(New York, le 30 octobre 2020) – Au moins 20 personnes auraient été tuées lors de violents incidents intercommunautaires et politiques à l’approche de l’élection présidentielle du 31 octobre 2020 en Côte d’Ivoire. Le gouvernement ivoirien a interdit les manifestations publiques depuis le 19 août, et les forces de sécurité ont à plusieurs reprises dispersé de force des manifestations de l’opposition et arrêté des participants.

Le président sortant, Alassane Ouattara, qui a été élu pour la première fois en 2010, brigue un troisième mandat, tandis que les principaux candidats de l’opposition boycottent le scrutin.

Bien que la constitution impose au chef de l’État une limite de deux mandats consécutifs, Ouattara affirme que l’approbation d’une nouvelle constitution, en 2016 par référendum, a permis de ramener le décompte à zéro et, par conséquent, l’autorise à se présenter pour un nouveau quinquennat. Le Conseil constitutionnel ivoirien a entériné la participation de Ouattara à cette élection le 14 septembre.

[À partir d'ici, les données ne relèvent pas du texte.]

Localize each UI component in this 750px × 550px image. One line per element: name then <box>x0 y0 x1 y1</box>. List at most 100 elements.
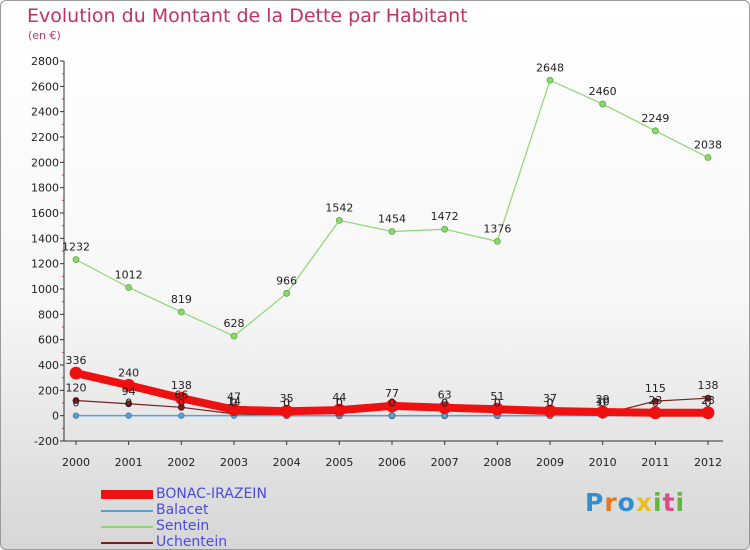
y-tick-label: 2400 <box>31 106 59 119</box>
x-tick-label: 2009 <box>536 456 564 469</box>
x-tick-label: 2007 <box>431 456 459 469</box>
data-point <box>125 400 133 408</box>
axes: -200020040060080010001200140016001800200… <box>31 55 723 469</box>
data-label: 0 <box>547 397 554 410</box>
data-label: 94 <box>122 385 136 398</box>
data-label: 120 <box>66 381 87 394</box>
legend-swatch-uchentein <box>101 542 153 544</box>
legend-label-bonac-irazein: BONAC-IRAZEIN <box>156 486 267 502</box>
data-point <box>441 225 449 233</box>
y-tick-label: 800 <box>38 308 59 321</box>
logo-letter: t <box>662 488 676 517</box>
data-point <box>72 412 80 419</box>
y-tick-label: -200 <box>34 435 59 448</box>
data-label: 23 <box>701 394 715 407</box>
x-tick-label: 2005 <box>325 456 353 469</box>
logo-letter: r <box>604 488 618 517</box>
data-label: 0 <box>336 397 343 410</box>
y-tick-label: 1800 <box>31 182 59 195</box>
y-tick-label: 1200 <box>31 258 59 271</box>
data-point <box>335 216 343 224</box>
data-point <box>178 412 185 419</box>
data-label: 0 <box>705 397 712 410</box>
data-label: 115 <box>645 382 666 395</box>
data-point <box>596 405 610 419</box>
data-label: 1012 <box>115 268 143 281</box>
data-label: 0 <box>389 397 396 410</box>
data-label: 47 <box>227 391 241 404</box>
y-tick-label: 2200 <box>31 131 59 144</box>
series-points <box>69 76 715 420</box>
data-label: 0 <box>231 397 238 410</box>
data-label: 2038 <box>694 139 722 152</box>
data-label: 966 <box>276 274 297 287</box>
data-label: 0 <box>494 397 501 410</box>
data-label: 1376 <box>483 222 511 235</box>
data-point <box>125 412 132 419</box>
data-label: 23 <box>648 394 662 407</box>
data-label: 10 <box>596 395 610 408</box>
data-point <box>69 366 83 380</box>
data-label: 0 <box>178 397 185 410</box>
data-label: 1454 <box>378 212 406 225</box>
y-tick-label: 2800 <box>31 55 59 68</box>
data-point <box>177 308 185 316</box>
data-point <box>543 404 557 418</box>
y-tick-label: 0 <box>52 410 59 423</box>
legend-swatch-balacet <box>101 510 153 512</box>
data-label: 2460 <box>589 85 617 98</box>
y-tick-label: 2000 <box>31 156 59 169</box>
data-point <box>651 397 659 405</box>
data-label: 138 <box>171 379 192 392</box>
x-tick-label: 2010 <box>589 456 617 469</box>
data-label: 14 <box>227 395 241 408</box>
data-label: 0 <box>283 397 290 410</box>
data-label: 1232 <box>62 241 90 254</box>
data-point <box>490 402 504 416</box>
y-tick-label: 1600 <box>31 207 59 220</box>
y-tick-label: 1000 <box>31 283 59 296</box>
data-label: 0 <box>73 397 80 410</box>
data-label: 51 <box>490 390 504 403</box>
legend-swatch-bonac-irazein <box>101 490 153 499</box>
legend-label-uchentein: Uchentein <box>156 534 228 550</box>
data-point <box>388 412 396 419</box>
legend-swatch-sentein <box>101 526 153 528</box>
data-label: 2249 <box>641 112 669 125</box>
chart-subtitle: (en €) <box>28 29 61 42</box>
y-tick-label: 600 <box>38 334 59 347</box>
data-label: 240 <box>118 366 139 379</box>
y-tick-label: 2600 <box>31 80 59 93</box>
data-point <box>648 406 662 420</box>
data-label: 0 <box>652 397 659 410</box>
data-label: 1542 <box>325 201 353 214</box>
data-label: 628 <box>224 317 245 330</box>
data-label: 0 <box>547 397 554 410</box>
logo-letter: o <box>617 488 636 517</box>
x-tick-label: 2006 <box>378 456 406 469</box>
data-point <box>546 76 554 84</box>
data-label: 66 <box>174 388 188 401</box>
data-label: 0 <box>389 397 396 410</box>
data-point <box>388 228 396 235</box>
y-tick-label: 200 <box>38 384 59 397</box>
data-point <box>72 397 80 404</box>
data-label: 138 <box>698 379 719 392</box>
series-lines <box>72 79 712 417</box>
data-point <box>704 394 712 402</box>
data-point <box>385 399 399 413</box>
x-tick-label: 2011 <box>641 456 669 469</box>
data-label: 0 <box>599 397 606 410</box>
x-tick-label: 2008 <box>483 456 511 469</box>
data-point <box>438 401 452 415</box>
data-point <box>493 237 501 245</box>
logo-letter: P <box>585 488 605 517</box>
data-label: 0 <box>283 397 290 410</box>
x-tick-label: 2003 <box>220 456 248 469</box>
logo-letter: x <box>635 488 653 517</box>
x-tick-label: 2012 <box>694 456 722 469</box>
data-point <box>283 289 291 297</box>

En 2010, l’élection présidentielle en Côte d’Ivoire avait conduit à un conflit armé, dans lequel au moins 3 000 personnes avaient été tuées et plus de 150 femmes et filles avaient été violées. Pratiquement aucun des individus impliqués dans ces violences n’a été amené à rendre des comptes.

La citation suivante peut être attribuée à Ida Sawyer, directrice adjointe de la division Afrique à Human Rights Watch: «L’histoire récente de la Côte d’Ivoire met en évidence la nécessité que les autorités fassent tout leur possible pour s’assurer que l’élection présidentielle ne soit pas un prélude à la reprise de violences intercommunautaires et politiques généralisées.

Les autorités devraient s’assurer que chaque citoyen soit autorisé à manifester pacifiquement et à exprimer ses préoccupations sans entraves. Les forces de sécurité devraient faire preuve de retenue, éviter de recourir à une force excessive et, au contraire, s’efforcer de protéger tous les manifestants, quelle que soit leur ethnicité ou leur appartenance politique.

Les responsables gouvernementaux et ceux des forces de sécurité, ainsi que les dirigeants politiques, devraient s’abstenir d’utiliser un langage de nature à inciter à la haine et aux violences ethniques. Les personnes qui se rendraient responsables d’un recours excessif à la force, ou qui recruteraient des hommes de main pour commettre des actes violents ou d’autres violations des droits humains, devraient faire l’objet d’enquêtes impartiales et être amenés à rendre des comptes.»